The introduction of microkinetic modeling in catalysis more than ten years ago promised to improve our understanding of the chemistry and eventually lead to better catalysts and reactors. However, this promise has been met with limited success only, despite several research efforts. A major obstacle in microkinetic model development is the huge number of parameters that need to be extracted from experimental data or to be estimated. First principles density functional theory (DFT) emerges as a powerful tool to assist with parameter estimation. However, the common materials and pressure gaps along with the uncertainty of parameter values make direct use of DFT a daunting task. Furthermore, the computational burden associated with parameter estimation for large reaction networks renders use of DFT impractical. Even if parameters are estimated, the reliability of a microkinetic model in extrapolation is questionable.

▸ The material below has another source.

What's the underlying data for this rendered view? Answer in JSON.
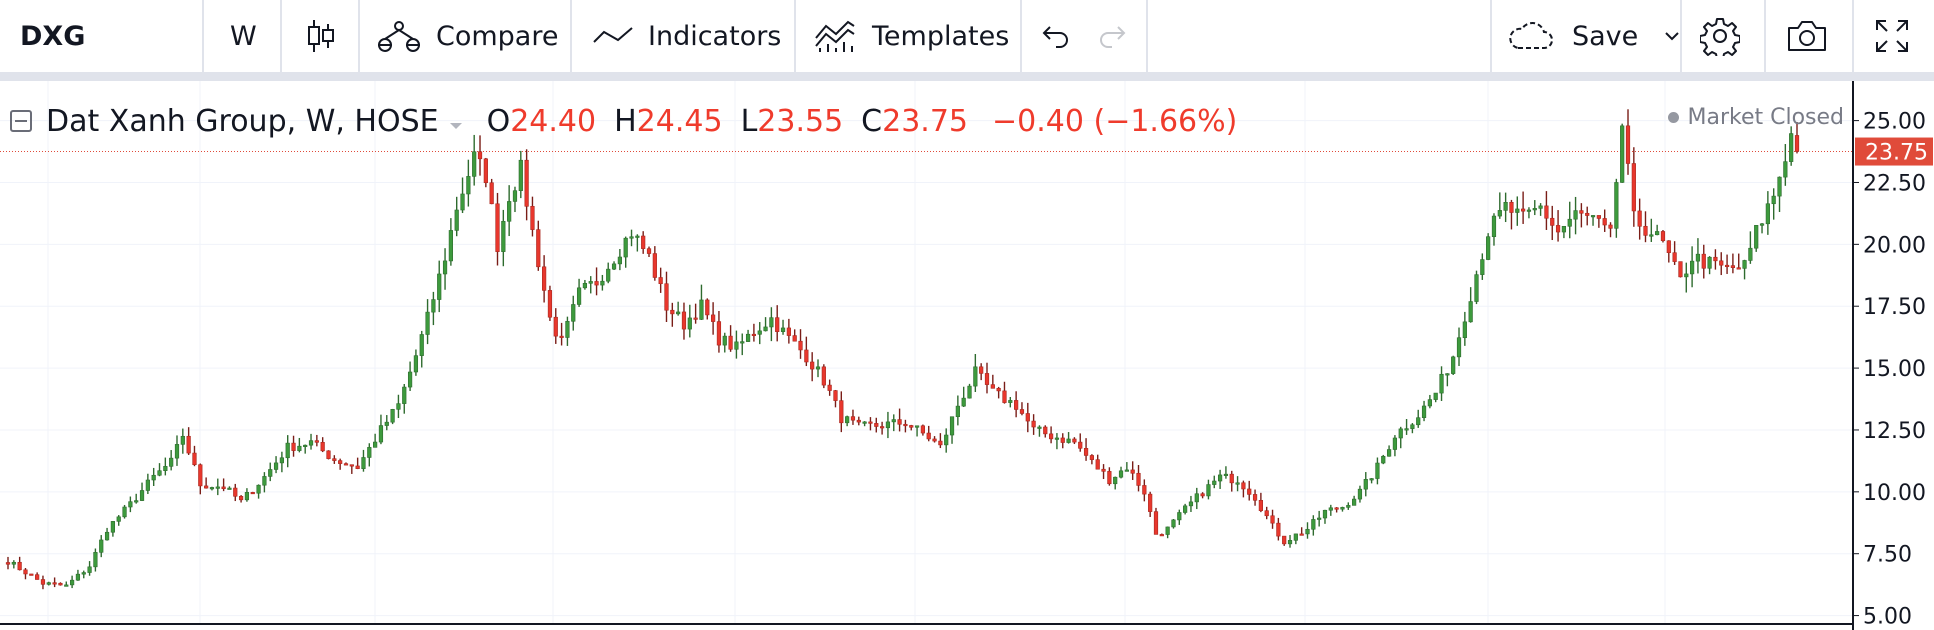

In this talk, we propose a hierarchical multiscale simulation framework for development of microkinetic models. The idea of hierarchical multiscale modeling and simulation is to start with the simplest possible ?sound? model at each scale and identify the important scales and (?active') model parameters at each scale. Once this is accomplished, one assesses the model accuracy by comparison with data and potentially improves the model of the important scale(s) and the associated active parameters using a higher-level model or theory. For example, the simplest identification tool employed extensively and successfully in chemical kinetics is local sensitivity analysis. Upon improvement of models and parameters, another iteration is taken until convergence is achieved, i.e., the important scales and parameters do not change between successive iterations. We will demonstrate the power of the approach with the specific examples of water gas shift, preferential oxidation, and steam reforming reactions on noble metals.

In order for these models to become useful, we discuss multiscale model-based design of experiments to optimize the chemical information content of a reaction mechanism in order to improve the fidelity and accuracy of reaction models. Extension of this framework to catalyst design will be touched upon. We illustrate this approach using the examples of ammonia decomposition on Ru, to produce hydrogen for PEM fuel cells, and the water-gas shift reaction on Pt, for converting syngas to hydrogen.